Pelaksana Harian Kepala Pusat Penerangan Hukum Kejagung, Mochammad Jeffry, menjelaskan bahwa para tersangka diduga terlibat dalam proses pengadaan barang dan jasa yang tidak sesuai dengan kebutuhan pelaksanaan program.
Menurut Kejagung, terdapat dugaan intervensi terhadap proses penyusunan kerangka acuan kerja (KAK) sehingga sejumlah pengadaan tetap berjalan meski dinilai tidak sepenuhnya selaras dengan kebutuhan operasional di lapangan.
Pengadaan Motor Listrik Jadi Sorotan
Salah satu pengadaan yang menjadi perhatian penyidik adalah pembelian motor listrik dalam jumlah besar. Berdasarkan hasil penyelidikan sementara, pengadaan tersebut mencapai 21.801 unit dengan nilai kontrak lebih dari Rp1 triliun.
Kejagung menduga terdapat ketidaksesuaian dalam proses pengadaan, termasuk terkait pemenuhan persyaratan vendor dan indikasi penggelembungan harga.
Ribuan Pasang Sepatu dan Perangkat Elektronik Turut Diperiksa
Selain motor listrik, penyidik juga menyoroti pengadaan sekitar 32 ribu pasang sepatu yang diduga tidak sesuai dengan ketentuan yang berlaku.
Tak hanya itu, sejumlah perangkat elektronik seperti tablet dan televisi berukuran besar juga masuk dalam daftar pengadaan yang sedang didalami oleh penyidik.
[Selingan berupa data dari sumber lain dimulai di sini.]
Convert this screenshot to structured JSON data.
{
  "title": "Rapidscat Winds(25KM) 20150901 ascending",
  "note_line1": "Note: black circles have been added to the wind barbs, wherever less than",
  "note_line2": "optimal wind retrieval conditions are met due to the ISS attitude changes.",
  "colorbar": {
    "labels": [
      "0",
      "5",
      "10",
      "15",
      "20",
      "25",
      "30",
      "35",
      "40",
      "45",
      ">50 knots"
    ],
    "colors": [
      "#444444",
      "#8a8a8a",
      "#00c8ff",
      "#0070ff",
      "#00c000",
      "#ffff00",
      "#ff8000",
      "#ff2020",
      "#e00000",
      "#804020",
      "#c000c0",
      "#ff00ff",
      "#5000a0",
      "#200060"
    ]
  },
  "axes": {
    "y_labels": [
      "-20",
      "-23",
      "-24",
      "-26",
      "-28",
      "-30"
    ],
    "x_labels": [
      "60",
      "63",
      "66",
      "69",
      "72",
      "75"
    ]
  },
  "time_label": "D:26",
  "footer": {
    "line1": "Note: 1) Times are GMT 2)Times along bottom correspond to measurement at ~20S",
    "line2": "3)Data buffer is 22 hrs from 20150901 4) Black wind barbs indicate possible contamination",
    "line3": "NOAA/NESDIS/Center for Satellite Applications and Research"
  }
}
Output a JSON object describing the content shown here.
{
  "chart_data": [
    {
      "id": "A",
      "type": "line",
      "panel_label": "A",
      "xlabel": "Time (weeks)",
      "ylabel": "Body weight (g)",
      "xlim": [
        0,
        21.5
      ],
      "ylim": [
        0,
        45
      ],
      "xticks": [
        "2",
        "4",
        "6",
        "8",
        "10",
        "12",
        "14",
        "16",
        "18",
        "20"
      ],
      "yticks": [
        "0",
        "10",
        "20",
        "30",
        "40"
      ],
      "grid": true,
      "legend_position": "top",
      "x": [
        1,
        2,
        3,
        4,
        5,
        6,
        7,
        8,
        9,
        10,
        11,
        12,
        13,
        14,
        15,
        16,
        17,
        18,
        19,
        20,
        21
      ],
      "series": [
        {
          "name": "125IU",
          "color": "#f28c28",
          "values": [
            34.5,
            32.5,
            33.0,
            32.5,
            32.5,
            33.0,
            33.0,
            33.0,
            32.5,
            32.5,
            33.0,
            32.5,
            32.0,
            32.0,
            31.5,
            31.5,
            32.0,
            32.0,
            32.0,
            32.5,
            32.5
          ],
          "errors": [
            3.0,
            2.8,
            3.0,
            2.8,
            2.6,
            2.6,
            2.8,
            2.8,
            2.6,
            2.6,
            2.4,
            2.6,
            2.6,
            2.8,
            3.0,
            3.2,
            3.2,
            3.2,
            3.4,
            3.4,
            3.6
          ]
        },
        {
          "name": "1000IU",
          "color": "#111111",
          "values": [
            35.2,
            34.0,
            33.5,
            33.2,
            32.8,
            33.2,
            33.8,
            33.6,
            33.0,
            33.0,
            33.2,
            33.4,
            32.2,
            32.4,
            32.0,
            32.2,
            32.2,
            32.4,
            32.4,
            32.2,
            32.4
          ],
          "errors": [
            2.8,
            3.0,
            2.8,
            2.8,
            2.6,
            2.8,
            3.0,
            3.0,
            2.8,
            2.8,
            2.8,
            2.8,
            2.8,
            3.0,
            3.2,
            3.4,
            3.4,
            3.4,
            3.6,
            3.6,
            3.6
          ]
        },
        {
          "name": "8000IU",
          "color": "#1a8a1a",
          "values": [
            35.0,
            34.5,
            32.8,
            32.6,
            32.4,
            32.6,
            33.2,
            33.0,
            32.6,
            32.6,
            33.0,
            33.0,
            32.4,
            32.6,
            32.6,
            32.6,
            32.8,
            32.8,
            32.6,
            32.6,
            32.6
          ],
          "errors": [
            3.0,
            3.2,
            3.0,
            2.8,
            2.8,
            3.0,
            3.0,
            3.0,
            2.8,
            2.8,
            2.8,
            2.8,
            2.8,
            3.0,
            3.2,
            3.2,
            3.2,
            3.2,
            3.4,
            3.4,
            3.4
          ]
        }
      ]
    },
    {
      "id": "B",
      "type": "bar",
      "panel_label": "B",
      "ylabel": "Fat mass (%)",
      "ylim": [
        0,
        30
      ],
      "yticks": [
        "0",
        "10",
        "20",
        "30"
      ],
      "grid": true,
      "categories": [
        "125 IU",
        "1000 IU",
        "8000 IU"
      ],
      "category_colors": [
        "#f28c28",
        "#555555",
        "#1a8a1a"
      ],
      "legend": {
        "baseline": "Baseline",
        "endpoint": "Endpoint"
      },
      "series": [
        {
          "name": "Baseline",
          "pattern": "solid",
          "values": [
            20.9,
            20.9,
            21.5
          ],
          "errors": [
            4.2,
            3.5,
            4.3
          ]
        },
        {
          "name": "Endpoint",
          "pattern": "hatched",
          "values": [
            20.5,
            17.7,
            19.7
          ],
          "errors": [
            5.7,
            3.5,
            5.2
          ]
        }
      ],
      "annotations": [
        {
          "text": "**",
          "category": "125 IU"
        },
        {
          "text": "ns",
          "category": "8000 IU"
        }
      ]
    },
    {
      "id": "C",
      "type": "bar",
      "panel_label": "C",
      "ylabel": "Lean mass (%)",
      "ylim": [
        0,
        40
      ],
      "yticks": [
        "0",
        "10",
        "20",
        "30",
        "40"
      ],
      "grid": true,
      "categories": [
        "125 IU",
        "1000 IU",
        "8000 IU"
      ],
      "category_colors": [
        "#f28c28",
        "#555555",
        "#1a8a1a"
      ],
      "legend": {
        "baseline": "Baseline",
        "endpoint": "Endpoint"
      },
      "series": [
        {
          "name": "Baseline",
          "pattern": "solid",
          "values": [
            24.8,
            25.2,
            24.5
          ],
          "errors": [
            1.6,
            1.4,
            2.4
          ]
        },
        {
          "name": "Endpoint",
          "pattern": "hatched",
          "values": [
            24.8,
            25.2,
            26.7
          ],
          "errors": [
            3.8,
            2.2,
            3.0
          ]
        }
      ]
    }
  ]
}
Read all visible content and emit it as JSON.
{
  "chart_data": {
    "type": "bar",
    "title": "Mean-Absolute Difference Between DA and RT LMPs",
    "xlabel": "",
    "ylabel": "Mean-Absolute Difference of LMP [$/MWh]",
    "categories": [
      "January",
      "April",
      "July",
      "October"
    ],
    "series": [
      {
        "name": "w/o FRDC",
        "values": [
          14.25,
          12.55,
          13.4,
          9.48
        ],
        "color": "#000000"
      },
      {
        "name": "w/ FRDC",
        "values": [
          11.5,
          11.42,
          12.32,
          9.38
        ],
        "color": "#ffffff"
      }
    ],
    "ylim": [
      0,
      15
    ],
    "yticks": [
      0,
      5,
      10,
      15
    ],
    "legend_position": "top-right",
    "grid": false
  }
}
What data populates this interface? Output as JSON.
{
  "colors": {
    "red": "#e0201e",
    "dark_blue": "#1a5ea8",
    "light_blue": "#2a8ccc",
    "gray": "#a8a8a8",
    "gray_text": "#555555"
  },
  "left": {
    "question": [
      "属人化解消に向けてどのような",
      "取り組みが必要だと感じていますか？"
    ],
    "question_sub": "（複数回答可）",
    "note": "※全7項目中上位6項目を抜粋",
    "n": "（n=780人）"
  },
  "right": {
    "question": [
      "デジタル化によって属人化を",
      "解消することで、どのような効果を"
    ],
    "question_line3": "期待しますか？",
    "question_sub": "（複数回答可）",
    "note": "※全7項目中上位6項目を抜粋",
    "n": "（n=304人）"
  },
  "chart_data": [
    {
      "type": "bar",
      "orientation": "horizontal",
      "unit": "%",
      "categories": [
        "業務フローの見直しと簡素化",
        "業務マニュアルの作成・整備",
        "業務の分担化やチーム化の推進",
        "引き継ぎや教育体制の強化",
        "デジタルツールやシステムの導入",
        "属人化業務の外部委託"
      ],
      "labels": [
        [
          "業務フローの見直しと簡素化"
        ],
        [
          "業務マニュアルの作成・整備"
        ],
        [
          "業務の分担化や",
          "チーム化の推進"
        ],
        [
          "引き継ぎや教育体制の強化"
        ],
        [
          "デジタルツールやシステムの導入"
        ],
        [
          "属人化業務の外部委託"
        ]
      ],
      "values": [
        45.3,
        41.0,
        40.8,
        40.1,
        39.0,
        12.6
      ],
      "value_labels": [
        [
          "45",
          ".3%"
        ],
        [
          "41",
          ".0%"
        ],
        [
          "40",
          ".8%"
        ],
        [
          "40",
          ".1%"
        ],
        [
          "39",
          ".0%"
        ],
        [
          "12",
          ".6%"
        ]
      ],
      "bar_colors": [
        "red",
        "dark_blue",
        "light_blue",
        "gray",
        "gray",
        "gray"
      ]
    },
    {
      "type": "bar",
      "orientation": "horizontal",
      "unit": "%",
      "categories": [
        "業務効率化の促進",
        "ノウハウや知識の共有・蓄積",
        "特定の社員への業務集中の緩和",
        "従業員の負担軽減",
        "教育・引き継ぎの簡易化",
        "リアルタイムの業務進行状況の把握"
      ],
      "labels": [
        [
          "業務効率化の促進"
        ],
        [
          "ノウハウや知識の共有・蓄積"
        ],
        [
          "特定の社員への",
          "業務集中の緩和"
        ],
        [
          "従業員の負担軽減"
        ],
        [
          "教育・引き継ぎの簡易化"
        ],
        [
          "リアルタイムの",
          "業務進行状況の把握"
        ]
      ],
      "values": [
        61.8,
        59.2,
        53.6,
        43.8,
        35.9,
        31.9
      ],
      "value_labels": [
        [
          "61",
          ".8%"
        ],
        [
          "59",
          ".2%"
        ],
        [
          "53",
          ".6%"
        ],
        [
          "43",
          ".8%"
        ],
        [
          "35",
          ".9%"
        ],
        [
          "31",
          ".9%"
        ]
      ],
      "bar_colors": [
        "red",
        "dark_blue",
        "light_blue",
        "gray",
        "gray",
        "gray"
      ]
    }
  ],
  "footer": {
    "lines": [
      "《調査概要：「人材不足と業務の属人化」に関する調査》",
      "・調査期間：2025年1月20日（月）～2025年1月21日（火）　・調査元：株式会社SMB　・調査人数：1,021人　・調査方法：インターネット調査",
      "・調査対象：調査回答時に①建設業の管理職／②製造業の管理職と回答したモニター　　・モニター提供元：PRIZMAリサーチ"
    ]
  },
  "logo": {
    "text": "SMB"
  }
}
Kejagung menilai seluruh pengadaan tersebut perlu ditelusuri lebih lanjut untuk memastikan kesesuaiannya dengan kebutuhan program MBG.
Penyidikan Masih Berlangsung
Kejagung menegaskan proses penyidikan masih terus berjalan. Penyidik saat ini tengah mendalami berbagai dokumen serta keterangan saksi guna mengungkap secara menyeluruh dugaan pelanggaran dalam pengelolaan anggaran program tersebut.
Pihak Kejagung menyatakan akan menyampaikan perkembangan perkara sesuai hasil penyidikan yang berlangsung.